More than 120 objections were made against the plan by residents who said the homes were “inappropriate” and “far too big” and there were fears their efforts had gone to waste with the council forced to give up its right to rule on the controversial move – leaving the decision, and the fate of Tibberton, in the hands of inspectors.
In April last year, Mactaggart and Mickel requested a ‘screening opinion’ from Wychavon District Council, which meant a brief plan was reviewed over its environmental credentials before a proper planning application was submitted.
The move was met with criticism from residents in Tibberton who said adding 100 homes and hundreds of cars to the village would be a “fiasco” and “destroy Tibberton's village identity.”
Many residents are also concerned by the extra traffic that 100 new homes would bring.
A ‘tight’ grade II-listed bridge in the village is already on the verge of collapsing according to residents, with ‘weak bridge’ road signs often not dissuading coach and lorry drivers from using the narrow route.

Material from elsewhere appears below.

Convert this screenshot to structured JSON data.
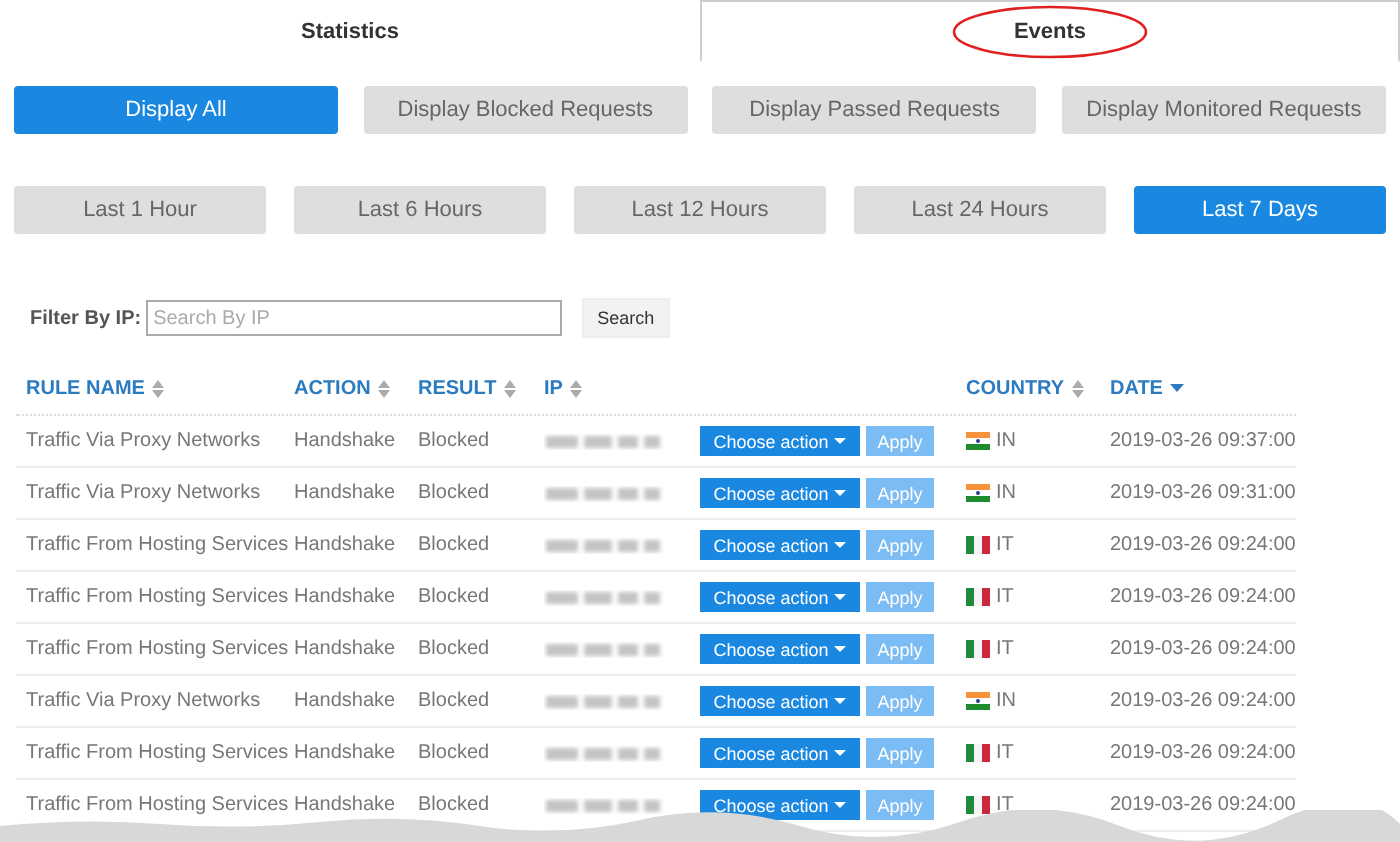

With queues already so bad, villagers said they were forced to take detours to avoid the “crumbling” bridge to get home, likening the congestion to rush-hour Birmingham city centre on busier days.
On top of that, sewage workers spent 36 hours in Tibberton during a cold and dark January following a failure at Severn Trent’s pumping station in the village’s Plough Road, a stone’s throw from the proposed 100-home site.
The failure, which forced workers to use four emergency tankers to manually pump human waste from the village, led to residents saying they feared Tibberton would be “swimming in sewage” if the council allowed the new homes and the village increased in size by a third.